The decision to allow the foreign direct investment (FDI) limit in aviation up to 49 per cent is expected to improve the capital structure of airlines with viable business models, according to a report by India Ratings and Research.
The possible equity infusion would not only deleverage the sector but also provide funds for long-term growth. However, structural challenges may limit the attractiveness for such foreign investors at least in the medium term, the report said.
In addition to equity infusion, stronger strategic and operational ties with foreign partners with stronger credit profile, may potentially improve the credit profile of domestic airlines. This may have a beneficial impact on the funding cost of this sector known for its high capital intensity.
While the long-term growth potential of the Indian market may draw interest from international airlines, the continuing structural weakness and regulatory risks may increase the perceived risk in such tie-ups. Other key considerations of prospective joint venture partners would be the lack of majority equity control in addition to specific board constitution, the IRS report added.
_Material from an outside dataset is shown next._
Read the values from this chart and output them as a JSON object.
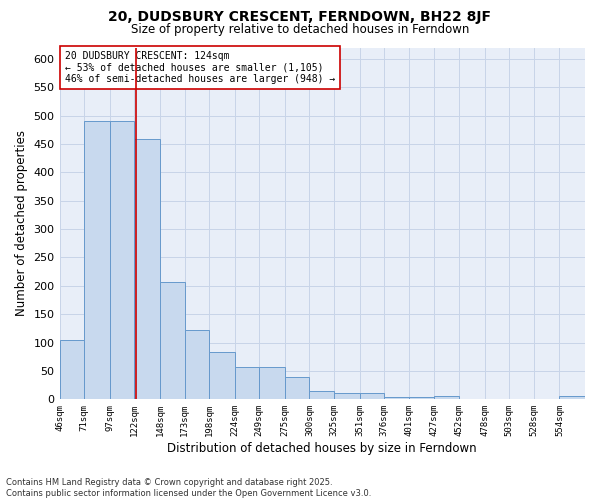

The key structural weakness of the Indian airlines industry is its higher operating costs, driven primarily by a higher tax on aviation fuel, compared with that of the other emerging markets. The cost of infrastructure development is also higher for the Indian industry which usually translates into higher airport usage charges. This is in addition to the currently limited airport infrastructure which acts as a bottleneck to significantly improve scheduling efficiency - which is a direct drag on operating cost.
For the financial year ended March 2012 (FY12), EBITDA margin of three of the listed airlines ranged between one per cent and negative 37 per cent. In India, air turbine fuel accounts for 40-50 per cent of the airlines’ operating costs compared with a standard of 30 per cent. This is mainly because of higher taxes on ATF at around 35-40 per cent.